The South Korean government has decided to flexibly adjust foreign exchange soundness regulations to increase foreign currency inflows and resolve structural imbalances in the foreign exchange market. The Ministry of Economy and Finance, Financial Services Commission, Bank of Korea, and Financial Supervisory Service announced this plan on the 18th, citing prolonged structural supply-demand imbalances and recent KRW/USD exchange rate volatility.
The government will temporarily ease supervisory burdens related to advanced foreign currency liquidity stress tests for financial institutions until the end of June next year. It also plans to relax the futures foreign exchange position ratio cap for foreign bank branches operating in Korea from 75% to 200%, aiming to facilitate additional foreign currency inflows.

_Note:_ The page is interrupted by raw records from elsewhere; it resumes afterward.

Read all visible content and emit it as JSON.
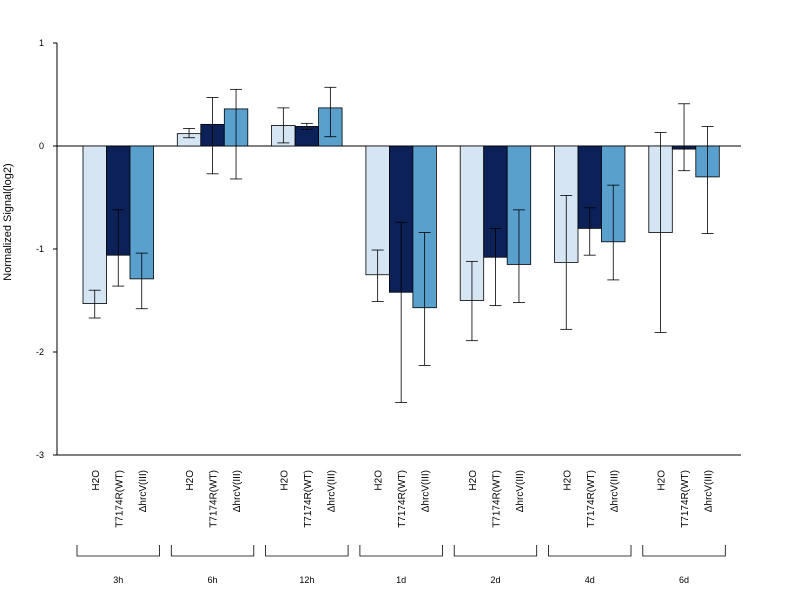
{
  "chart_data": {
    "type": "bar",
    "title": "",
    "xlabel": "",
    "ylabel": "Normalized Signal(log2)",
    "ylim": [
      -3,
      1
    ],
    "yticks": [
      1,
      0,
      -1,
      -2,
      -3
    ],
    "ytick_labels": [
      "1",
      "0",
      "-1",
      "-2",
      "-3"
    ],
    "legend": "none",
    "grid": false,
    "groups": [
      "3h",
      "6h",
      "12h",
      "1d",
      "2d",
      "4d",
      "6d"
    ],
    "series": [
      {
        "label": "H2O",
        "color": "#d6e5f4",
        "values": [
          -1.53,
          0.12,
          0.2,
          -1.25,
          -1.5,
          -1.13,
          -0.84
        ],
        "err_low": [
          -1.67,
          0.08,
          0.03,
          -1.51,
          -1.89,
          -1.78,
          -1.81
        ],
        "err_high": [
          -1.4,
          0.17,
          0.37,
          -1.01,
          -1.12,
          -0.48,
          0.13
        ]
      },
      {
        "label": "T7174R(WT)",
        "color": "#0c2157",
        "values": [
          -1.06,
          0.21,
          0.19,
          -1.42,
          -1.08,
          -0.8,
          -0.03
        ],
        "err_low": [
          -1.36,
          -0.27,
          0.16,
          -2.49,
          -1.55,
          -1.06,
          -0.24
        ],
        "err_high": [
          -0.62,
          0.47,
          0.22,
          -0.74,
          -0.8,
          -0.6,
          0.41
        ]
      },
      {
        "label": "ΔhrcV(III)",
        "color": "#5aa0cd",
        "values": [
          -1.29,
          0.36,
          0.37,
          -1.57,
          -1.15,
          -0.93,
          -0.3
        ],
        "err_low": [
          -1.58,
          -0.32,
          0.09,
          -2.13,
          -1.52,
          -1.3,
          -0.85
        ],
        "err_high": [
          -1.04,
          0.55,
          0.57,
          -0.84,
          -0.62,
          -0.38,
          0.19
        ]
      }
    ]
  }
}
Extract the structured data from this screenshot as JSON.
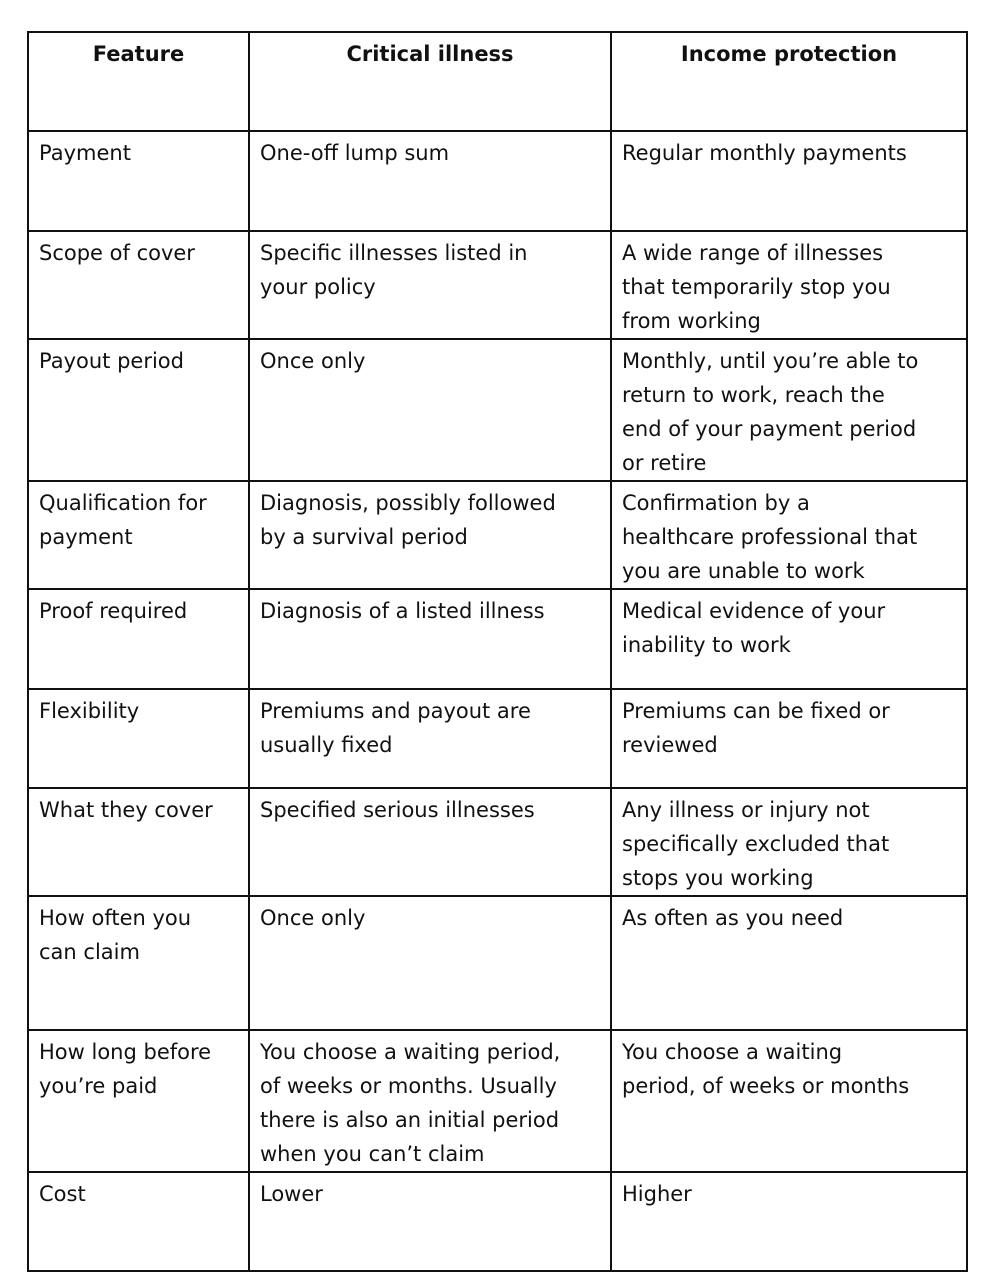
{
  "table": {
    "headers": [
      "Feature",
      "Critical illness",
      "Income protection"
    ],
    "rows": [
      [
        [
          "Payment"
        ],
        [
          "One-off lump sum"
        ],
        [
          "Regular monthly payments"
        ]
      ],
      [
        [
          "Scope of cover"
        ],
        [
          "Specific illnesses listed in",
          "your policy"
        ],
        [
          "A wide range of illnesses",
          "that temporarily stop you",
          "from working"
        ]
      ],
      [
        [
          "Payout period"
        ],
        [
          "Once only"
        ],
        [
          "Monthly, until you’re able to",
          "return to work, reach the",
          "end of your payment period",
          "or retire"
        ]
      ],
      [
        [
          "Qualification for",
          "payment"
        ],
        [
          "Diagnosis, possibly followed",
          "by a survival period"
        ],
        [
          "Confirmation by a",
          "healthcare professional that",
          "you are unable to work"
        ]
      ],
      [
        [
          "Proof required"
        ],
        [
          "Diagnosis of a listed illness"
        ],
        [
          "Medical evidence of your",
          "inability to work"
        ]
      ],
      [
        [
          "Flexibility"
        ],
        [
          "Premiums and payout are",
          "usually fixed"
        ],
        [
          "Premiums can be fixed or",
          "reviewed"
        ]
      ],
      [
        [
          "What they cover"
        ],
        [
          "Specified serious illnesses"
        ],
        [
          "Any illness or injury not",
          "specifically excluded that",
          "stops you working"
        ]
      ],
      [
        [
          "How often you",
          "can claim"
        ],
        [
          "Once only"
        ],
        [
          "As often as you need"
        ]
      ],
      [
        [
          "How long before",
          "you’re paid"
        ],
        [
          "You choose a waiting period,",
          "of weeks or months. Usually",
          "there is also an initial period",
          "when you can’t claim"
        ],
        [
          "You choose a waiting",
          "period, of weeks or months"
        ]
      ],
      [
        [
          "Cost"
        ],
        [
          "Lower"
        ],
        [
          "Higher"
        ]
      ]
    ]
  }
}
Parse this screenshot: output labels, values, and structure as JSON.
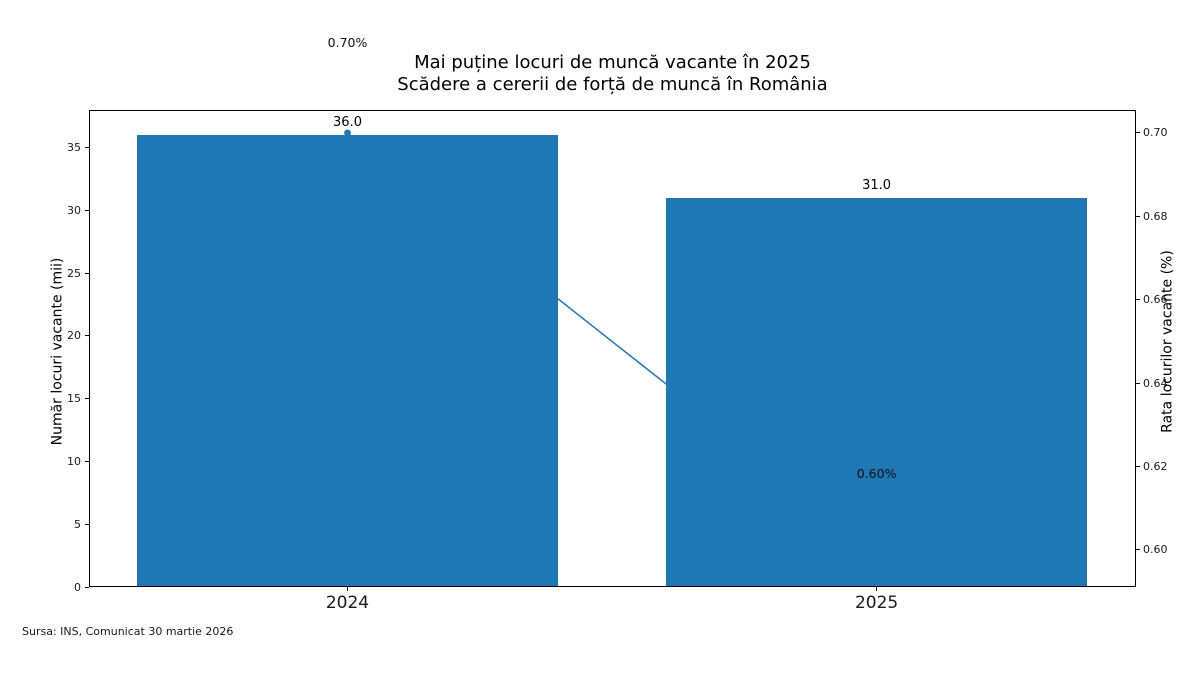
{
  "chart_data": {
    "type": "bar",
    "title": "Mai puține locuri de muncă vacante în 2025",
    "subtitle": "Scădere a cererii de forță de muncă în România",
    "categories": [
      "2024",
      "2025"
    ],
    "series": [
      {
        "name": "Număr locuri vacante (mii)",
        "chart": "bar",
        "axis": "left",
        "values": [
          36.0,
          31.0
        ],
        "point_labels": [
          "36.0",
          "31.0"
        ],
        "color": "#1f77b4"
      },
      {
        "name": "Rata locurilor vacante (%)",
        "chart": "line",
        "axis": "right",
        "values": [
          0.7,
          0.6
        ],
        "point_labels": [
          "0.70%",
          "0.60%"
        ],
        "color": "#1f77b4"
      }
    ],
    "left_axis": {
      "label": "Număr locuri vacante (mii)",
      "ticks": [
        0,
        5,
        10,
        15,
        20,
        25,
        30,
        35
      ],
      "range": [
        0,
        38.0
      ]
    },
    "right_axis": {
      "label": "Rata locurilor vacante (%)",
      "ticks": [
        "0.60",
        "0.62",
        "0.64",
        "0.66",
        "0.68",
        "0.70"
      ],
      "range": [
        0.5911,
        0.7055
      ]
    },
    "x_axis": {
      "tick_labels": [
        "2024",
        "2025"
      ]
    },
    "grid": false,
    "legend": false,
    "source": "Sursa: INS, Comunicat 30 martie 2026",
    "colors": {
      "bar": "#1f77b4",
      "line": "#1f77b4",
      "text": "#000000",
      "background": "#ffffff"
    }
  }
}
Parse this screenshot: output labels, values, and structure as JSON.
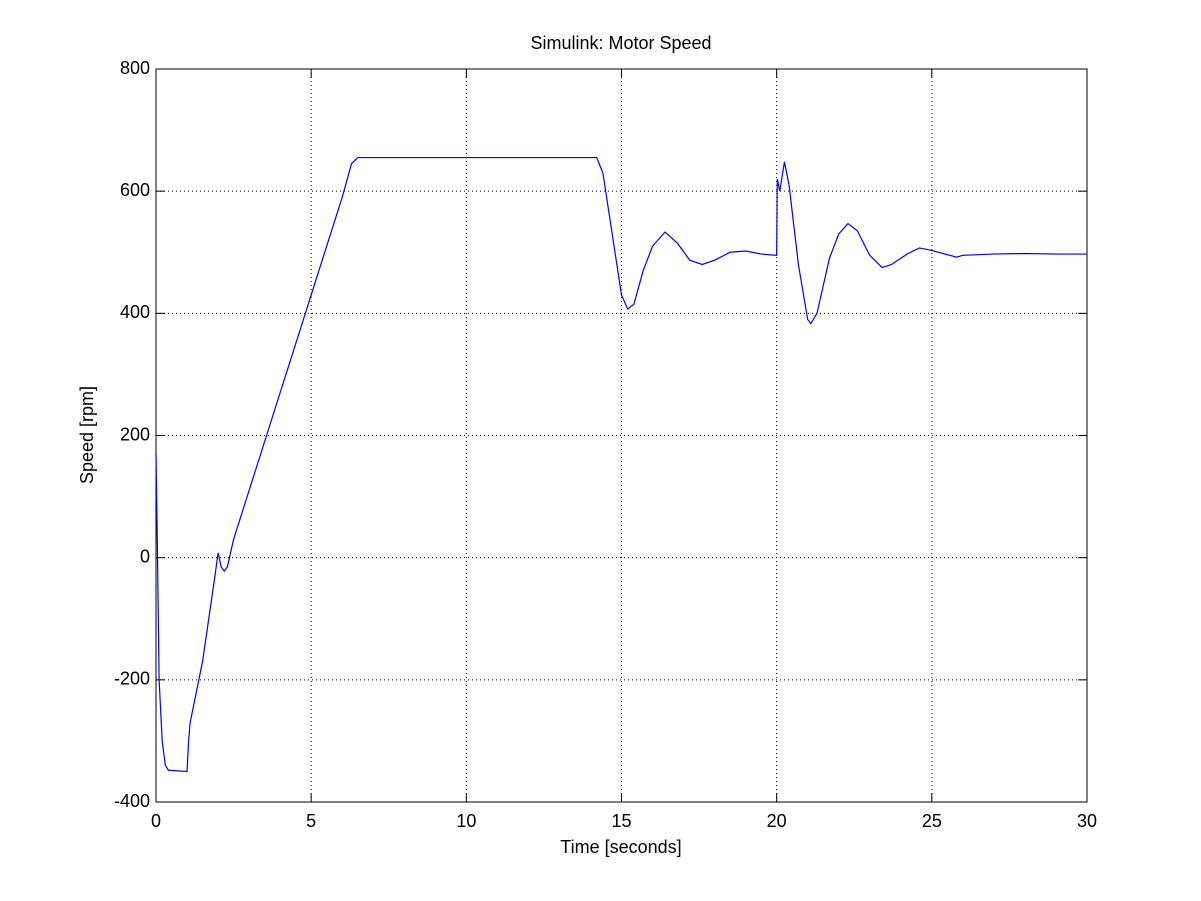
{
  "chart_data": {
    "type": "line",
    "title": "Simulink: Motor Speed",
    "x_label": "Time [seconds]",
    "y_label": "Speed [rpm]",
    "x": [
      0,
      0.05,
      0.1,
      0.2,
      0.3,
      0.4,
      1.0,
      1.05,
      1.1,
      1.5,
      1.9,
      2.0,
      2.1,
      2.2,
      2.3,
      2.5,
      3,
      4,
      5,
      6,
      6.3,
      6.5,
      14.2,
      14.4,
      14.7,
      15,
      15.2,
      15.4,
      15.7,
      16,
      16.4,
      16.8,
      17.2,
      17.6,
      18,
      18.5,
      19,
      19.5,
      20,
      20.02,
      20.1,
      20.25,
      20.4,
      20.7,
      21,
      21.1,
      21.3,
      21.7,
      22,
      22.3,
      22.6,
      23,
      23.4,
      23.7,
      24.2,
      24.6,
      25,
      25.5,
      25.8,
      26,
      27,
      28,
      29,
      30
    ],
    "values": [
      170,
      0,
      -200,
      -300,
      -340,
      -348,
      -350,
      -300,
      -270,
      -170,
      -30,
      8,
      -15,
      -22,
      -15,
      30,
      110,
      270,
      430,
      590,
      645,
      655,
      655,
      630,
      530,
      430,
      407,
      415,
      470,
      510,
      533,
      515,
      487,
      480,
      487,
      500,
      502,
      497,
      495,
      620,
      600,
      648,
      610,
      480,
      390,
      383,
      400,
      490,
      530,
      547,
      535,
      495,
      475,
      480,
      497,
      507,
      503,
      496,
      492,
      495,
      497,
      498,
      497,
      497
    ],
    "color": "#0000ff",
    "xlim": [
      0,
      30
    ],
    "xticks": [
      0,
      5,
      10,
      15,
      20,
      25,
      30
    ],
    "ylim": [
      -400,
      800
    ],
    "yticks": [
      -400,
      -200,
      0,
      200,
      400,
      600,
      800
    ],
    "grid": true
  }
}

The government will further ease restrictions on foreign currency loans for residents, allowing export companies to obtain loans for both domestic facility and working capital purposes. In addition, it will promote the use of integrated foreign investor accounts to enable overseas investors to trade Korean stocks directly through local securities firms without opening separate accounts.
The government also clarified that foreign companies listed on overseas stock exchanges will be recognized as qualified investors, eliminating procedural inconveniences in foreign exchange derivative transactions. All related follow-up measures are expected to be completed by the end of the year to stabilize the foreign exchange market and reduce hedging costs.